I’d like to go back to your hypothesis that some operation is taking a long time, and that is what is causing the LockAquisitionFailedException.

Let’s assume that 20 commands for a single aggregate arrive on the command bus in a 3s window. Would you expect 400-800ms per command to be enough delay to cause the issues mentioned in the OP?
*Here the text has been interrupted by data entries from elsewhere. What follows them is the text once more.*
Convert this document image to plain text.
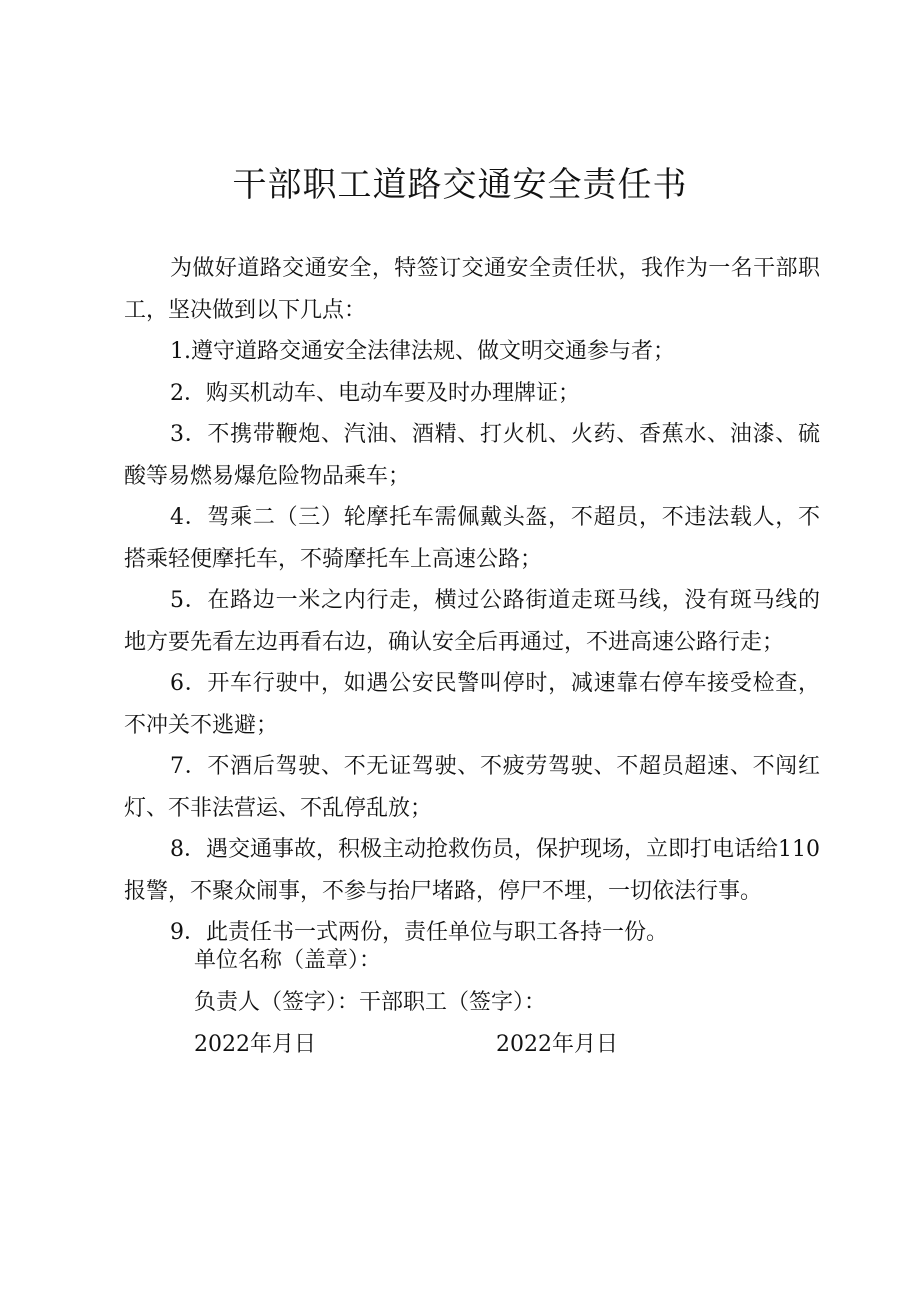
干部职工道路交通安全责任书

为做好道路交通安全，特签订交通安全责任状，我作为一名干部职工，坚决做到以下几点：

1.遵守道路交通安全法律法规、做文明交通参与者；

2．购买机动车、电动车要及时办理牌证；

3．不携带鞭炮、汽油、酒精、打火机、火药、香蕉水、油漆、硫酸等易燃易爆危险物品乘车；

4．驾乘二（三）轮摩托车需佩戴头盔，不超员，不违法载人，不搭乘轻便摩托车，不骑摩托车上高速公路；

5．在路边一米之内行走，横过公路街道走斑马线，没有斑马线的地方要先看左边再看右边，确认安全后再通过，不进高速公路行走；

6．开车行驶中，如遇公安民警叫停时，减速靠右停车接受检查，不冲关不逃避；

7．不酒后驾驶、不无证驾驶、不疲劳驾驶、不超员超速、不闯红灯、不非法营运、不乱停乱放；

8．遇交通事故，积极主动抢救伤员，保护现场，立即打电话给110报警，不聚众闹事，不参与抬尸堵路，停尸不埋，一切依法行事。

9．此责任书一式两份，责任单位与职工各持一份。

单位名称（盖章）：
负责人（签字）：干部职工（签字）：
2022年月日	2022年月日
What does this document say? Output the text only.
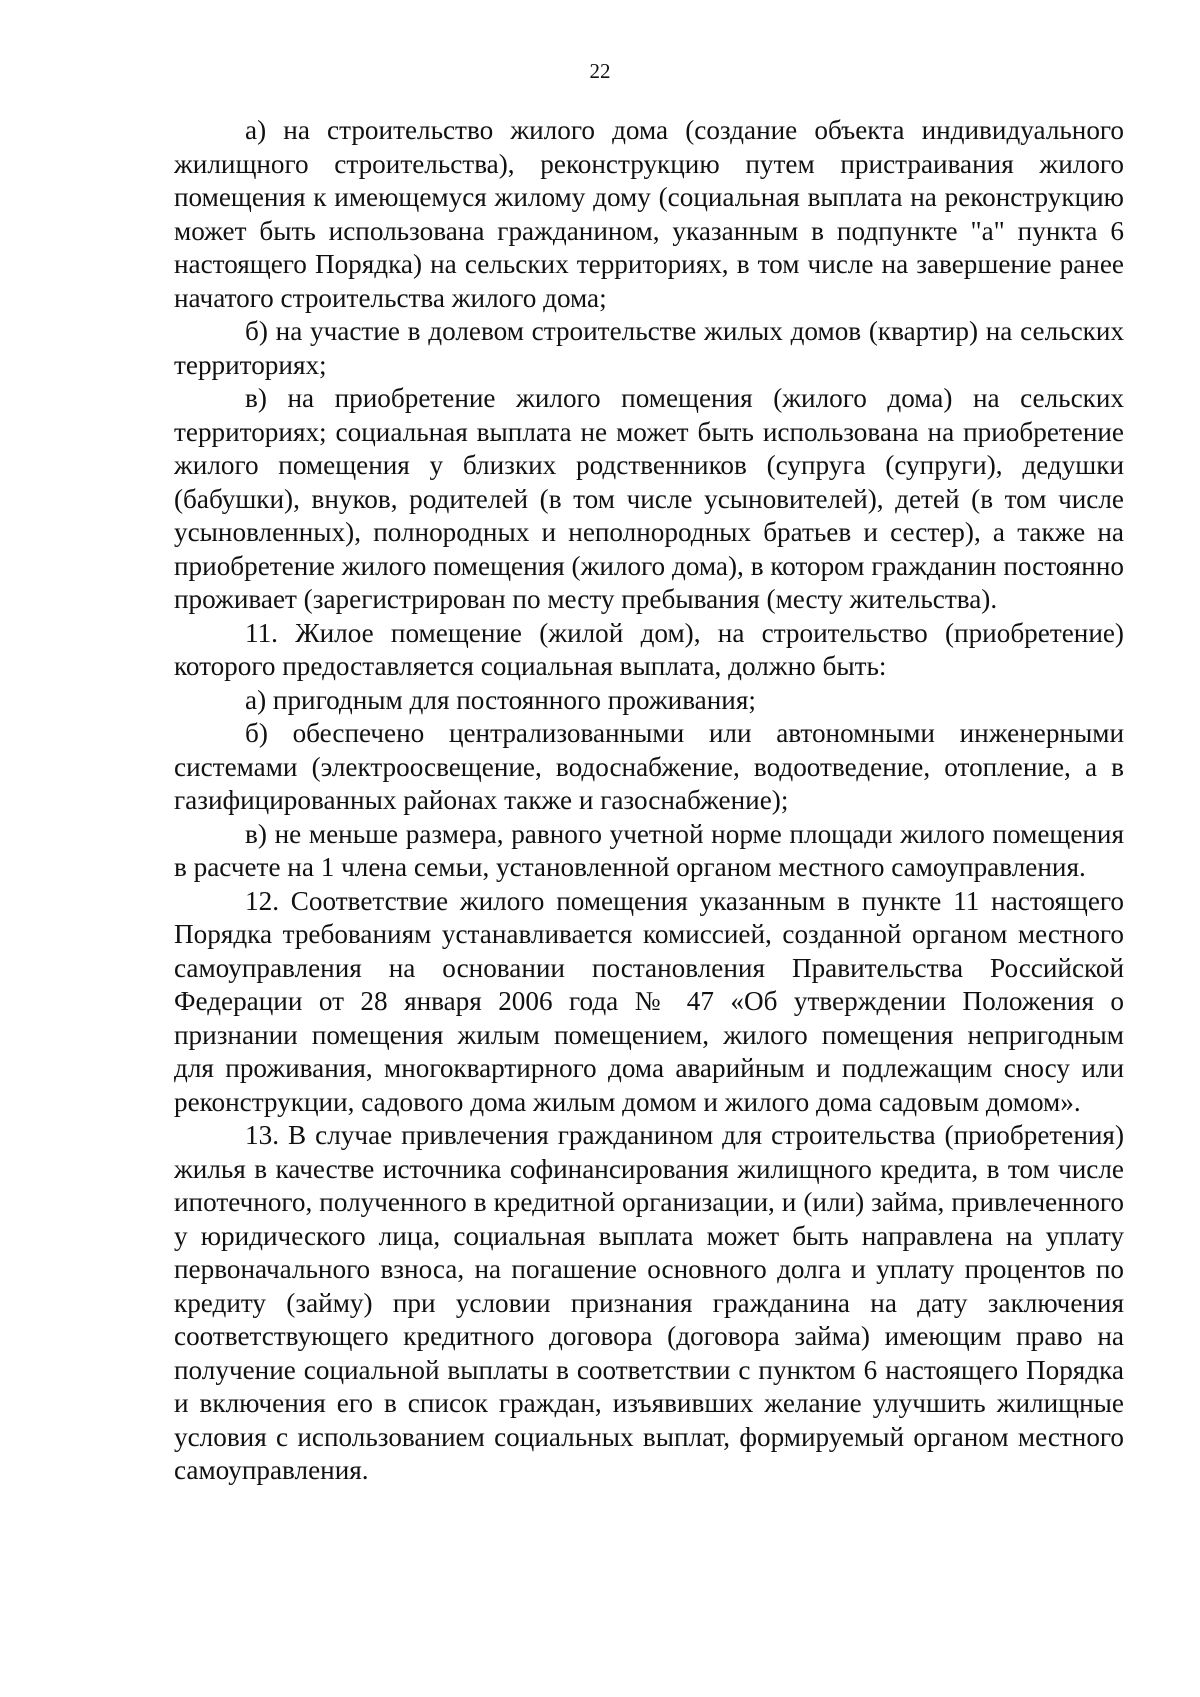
22

а) на строительство жилого дома (создание объекта индивидуального жилищного строительства), реконструкцию путем пристраивания жилого помещения к имеющемуся жилому дому (социальная выплата на реконструкцию может быть использована гражданином, указанным в подпункте "а" пункта 6 настоящего Порядка) на сельских территориях, в том числе на завершение ранее начатого строительства жилого дома;

б) на участие в долевом строительстве жилых домов (квартир) на сельских территориях;

в) на приобретение жилого помещения (жилого дома) на сельских территориях; социальная выплата не может быть использована на приобретение жилого помещения у близких родственников (супруга (супруги), дедушки (бабушки), внуков, родителей (в том числе усыновителей), детей (в том числе усыновленных), полнородных и неполнородных братьев и сестер), а также на приобретение жилого помещения (жилого дома), в котором гражданин постоянно проживает (зарегистрирован по месту пребывания (месту жительства).

11. Жилое помещение (жилой дом), на строительство (приобретение) которого предоставляется социальная выплата, должно быть:

а) пригодным для постоянного проживания;

б) обеспечено централизованными или автономными инженерными системами (электроосвещение, водоснабжение, водоотведение, отопление, а в газифицированных районах также и газоснабжение);

в) не меньше размера, равного учетной норме площади жилого помещения в расчете на 1 члена семьи, установленной органом местного самоуправления.

12. Соответствие жилого помещения указанным в пункте 11 настоящего Порядка требованиям устанавливается комиссией, созданной органом местного самоуправления на основании постановления Правительства Российской Федерации от 28 января 2006 года № 47 «Об утверждении Положения о признании помещения жилым помещением, жилого помещения непригодным для проживания, многоквартирного дома аварийным и подлежащим сносу или реконструкции, садового дома жилым домом и жилого дома садовым домом».

13. В случае привлечения гражданином для строительства (приобретения) жилья в качестве источника софинансирования жилищного кредита, в том числе ипотечного, полученного в кредитной организации, и (или) займа, привлеченного у юридического лица, социальная выплата может быть направлена на уплату первоначального взноса, на погашение основного долга и уплату процентов по кредиту (займу) при условии признания гражданина на дату заключения соответствующего кредитного договора (договора займа) имеющим право на получение социальной выплаты в соответствии с пунктом 6 настоящего Порядка и включения его в список граждан, изъявивших желание улучшить жилищные условия с использованием социальных выплат, формируемый органом местного самоуправления.
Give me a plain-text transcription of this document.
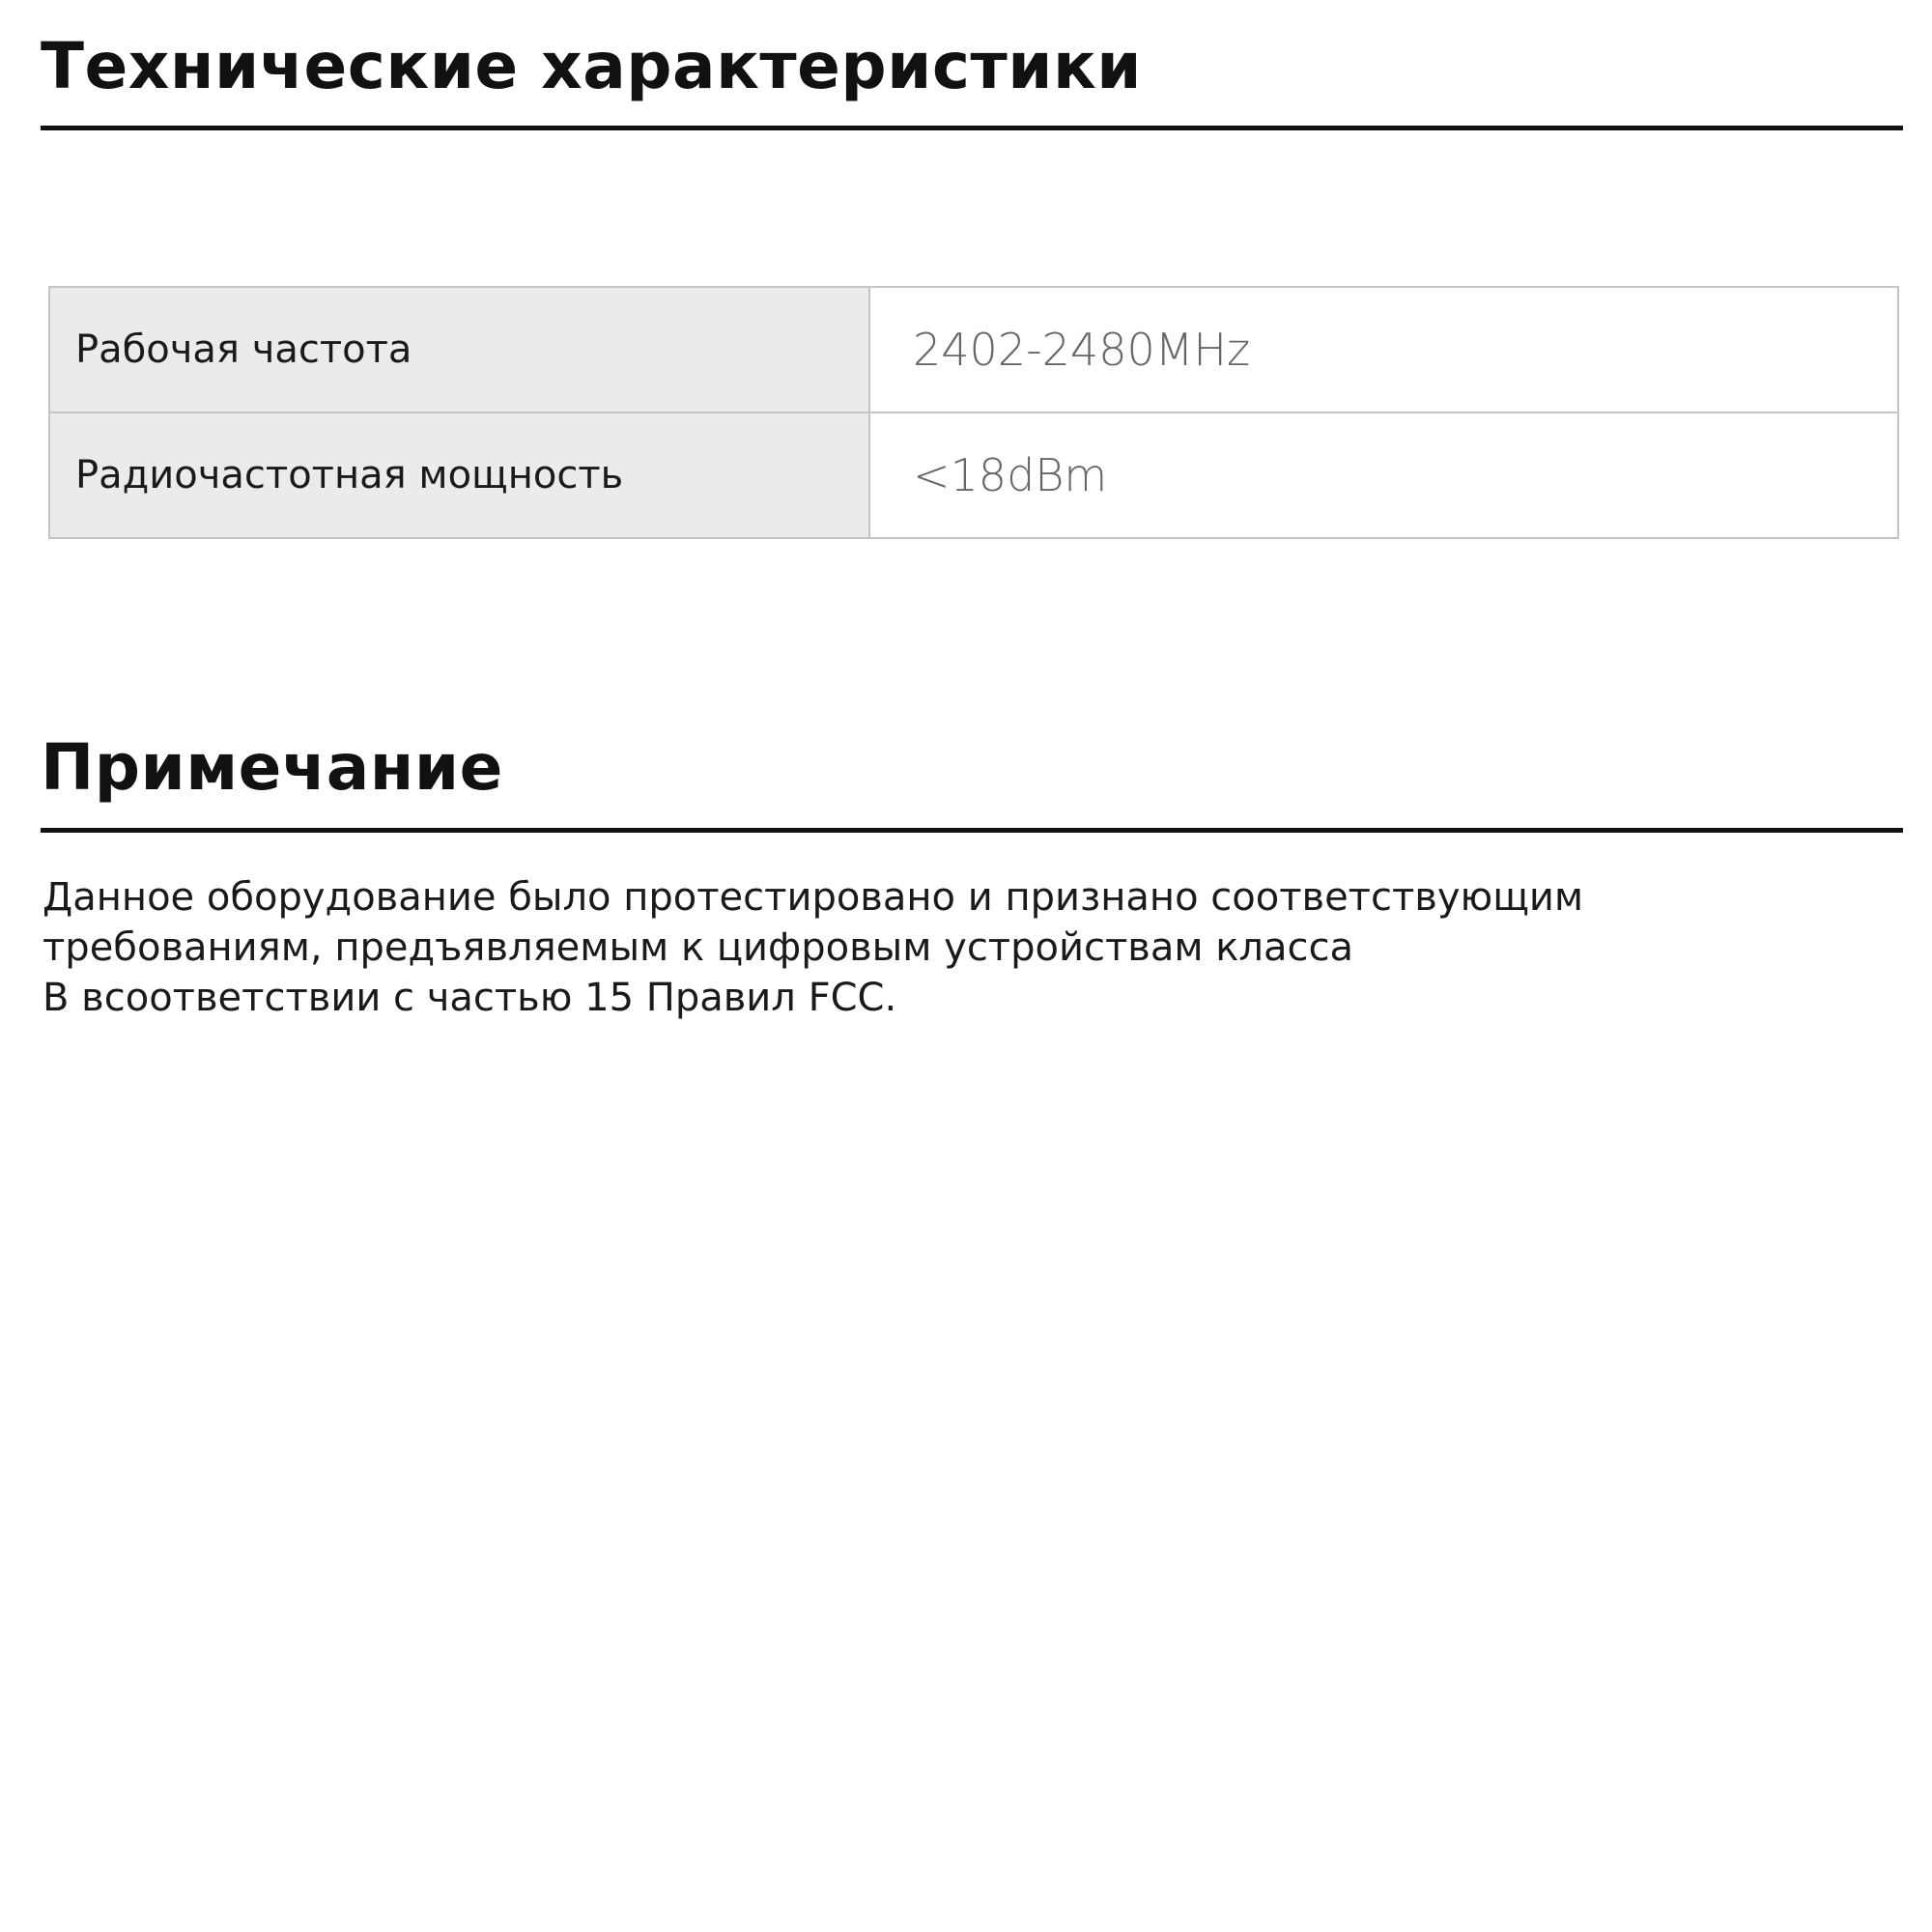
Технические характеристики
Рабочая частота	2402-2480MHz
Радиочастотная мощность	<18dBm
Примечание

Данное оборудование было протестировано и признано соответствующим
требованиям, предъявляемым к цифровым устройствам класса
В всоответствии с частью 15 Правил FCC.
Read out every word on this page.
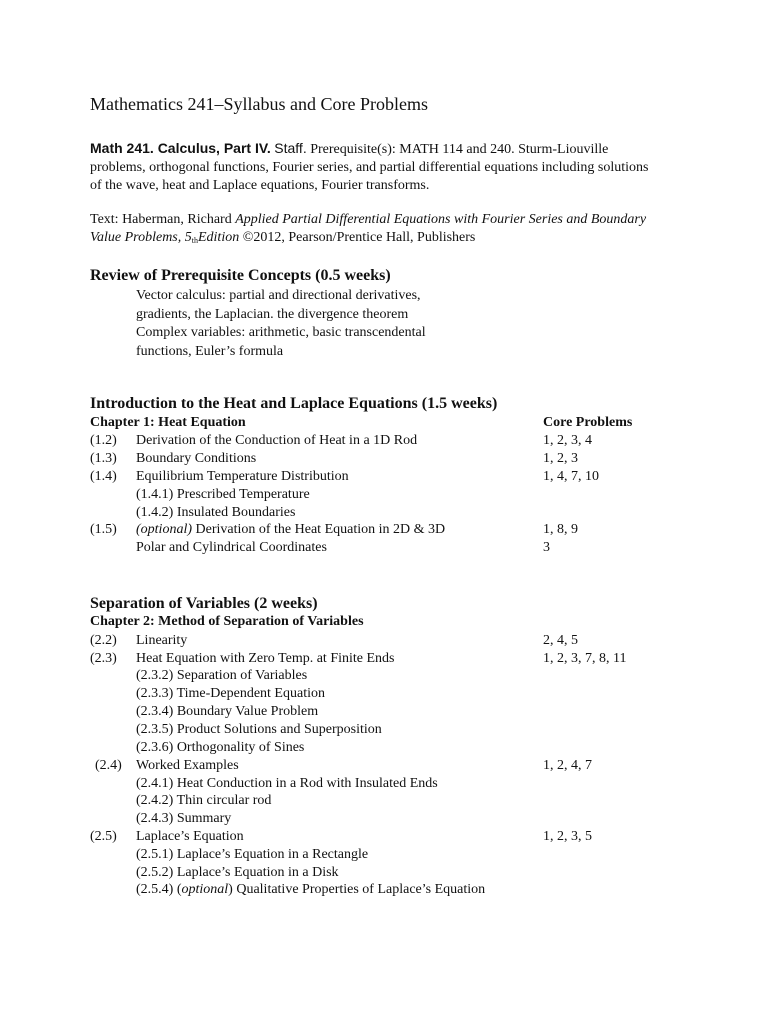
Mathematics 241–Syllabus and Core Problems

Math 241. Calculus, Part IV. Staff. Prerequisite(s): MATH 114 and 240. Sturm-Liouville problems, orthogonal functions, Fourier series, and partial differential equations including solutions of the wave, heat and Laplace equations, Fourier transforms.

Text: Haberman, Richard Applied Partial Differential Equations with Fourier Series and Boundary Value Problems, 5thEdition ©2012, Pearson/Prentice Hall, Publishers

Review of Prerequisite Concepts (0.5 weeks)
Vector calculus: partial and directional derivatives,
gradients, the Laplacian. the divergence theorem
Complex variables: arithmetic, basic transcendental
functions, Euler’s formula
Introduction to the Heat and Laplace Equations (1.5 weeks)
Chapter 1: Heat Equation	Core Problems
(1.2) Derivation of the Conduction of Heat in a 1D Rod	1, 2, 3, 4
(1.3) Boundary Conditions	1, 2, 3
(1.4) Equilibrium Temperature Distribution	1, 4, 7, 10
(1.4.1) Prescribed Temperature
(1.4.2) Insulated Boundaries
(1.5) (optional) Derivation of the Heat Equation in 2D & 3D	1, 8, 9
Polar and Cylindrical Coordinates	3
Separation of Variables (2 weeks)
Chapter 2: Method of Separation of Variables
(2.2) Linearity	2, 4, 5
(2.3) Heat Equation with Zero Temp. at Finite Ends	1, 2, 3, 7, 8, 11
(2.3.2) Separation of Variables
(2.3.3) Time-Dependent Equation
(2.3.4) Boundary Value Problem
(2.3.5) Product Solutions and Superposition
(2.3.6) Orthogonality of Sines
(2.4) Worked Examples	1, 2, 4, 7
(2.4.1) Heat Conduction in a Rod with Insulated Ends
(2.4.2) Thin circular rod
(2.4.3) Summary
(2.5) Laplace’s Equation	1, 2, 3, 5
(2.5.1) Laplace’s Equation in a Rectangle
(2.5.2) Laplace’s Equation in a Disk
(2.5.4) (optional) Qualitative Properties of Laplace’s Equation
If this is the case, I’ve mitigated this scenario by going back to the SimpleCommandBus. Now, if there are 20+ sequential events that result in a Saga sending commands to this aggregate, the Saga would have to wait for the command to totally process before moving on to the next event. We haven’t seen the issue since. Very interested in your thoughts about whether this plausibly explains the issue.

Thanks!
Kramer

Steven_van_Beelen · August 26, 2019, 8:32am

Hi Kramer,

If loading is taking that long, you might consider setting up caching for your Aggregates as well.
To that end, the framework provides the CachingEventSourcingRepository, which you can build by using the EventSourcingRepository.Builder#cache(Cache) method.

When the regular EventSourcingRepository builder is given a Cache, it will build a caching version of the repository for you.

I assume setting up caching will speed up things better than moving back to the SimpleCommandBus.

To your question whether I/we think if your description could be the root cause of the issue…I am not entirely sure.

Could be, but it could very well still be something else.
Regardless though, Aggregate loading can be sped up, with the aforementioned caching solution in place.
I feel this can be beneficial any how for large aggregates.

Hope this helps!

Cheers,
Steven

Kramer_Allen · August 26, 2019, 2:56pm

Hey Steven (just realized I’ve been spelling your name wrong, sorry about that!)

Distributing commands is a pre-requisite for caching, correct? In this particular case, 98% of commands sent to this aggregate will come from a Saga, which only has one segment. So, with the exception of a small handful of requests handled through the API layer (which are randomly load balanced across nodes), most commands for this aggregate will naturally land on the same instance. Is caching viable here, or is distributing commands a firm requirement?

Or can this be accomplished with a distributed cache, like Redis? If this has been done before, any links or resources would be great!

Thanks!

Steven_van_Beelen · August 28, 2019, 10:06am

Hi Kramer,

No worries about my name, I knew who you wanted to address so.

You are by the way right that we recommend to use a distributed command bus to ensure consistent routing of commands for a given aggregate.
Doing so ensure you cache wont go stale, as we describe here in the Reference Guide too.

Although the framework will “guard” you in the scenario a command is send to a node which does not contain the cache entry, as it will throw a ConcurrencyException for the event to be stored, it might not be that nice a solution after all…

I assume setting up a distributed command bus is a no-no for your application, correct?

If so, another tweakable component you could adjust to overcome this LockAquisitionFailedException is the PessimisticLockFactory, where you can change things like the number of “acquire attempts”, the “maximum queued” and the “lock attempt timeout”.
To set a custom PessimisticLockFactory, you can use the Builder pattern of the Aggregate Repository being used.

Cheers,
Steven

Kramer_Allen · September 17, 2019, 8:05pm

New thought.

We have a batch size of 20. Let’s hypothetically say the performance of this aggregate is terrible and it takes 500ms to load. If we have a Saga backed by a TEP which needs to process 20 of these commands before committing the transaction, is it possible we are hitting the claim timeout?

I’m assuming after the claim timeout, one of the other nodes in the cluster could claim that token and would immediately begin processing the same events? Also, I wonder if the AsynchronousCommandBus with a retry scheduler could really exacerbate the problem. Commands on the previous node retrying commands while the new TEP is attempting to interact with the same aggregate (which again is super slow).

Curious if this is plausible.

Thanks,
Kramer

Steven_van_Beelen · September 18, 2019, 2:05pm

Hi Kramer,

Although that doesn’t sound to off, I do not think this is the issue.
Although the claim timeout would potentially be exceeded if a single Event handled by a Saga dispatches 20 commands to the slow-loading Aggregate, another node would still hit the write-lock placed on said token.

Unless of course, the used database does no support this operation.
In that case, this hypothetical scenario would hold.

Cheers,
Steven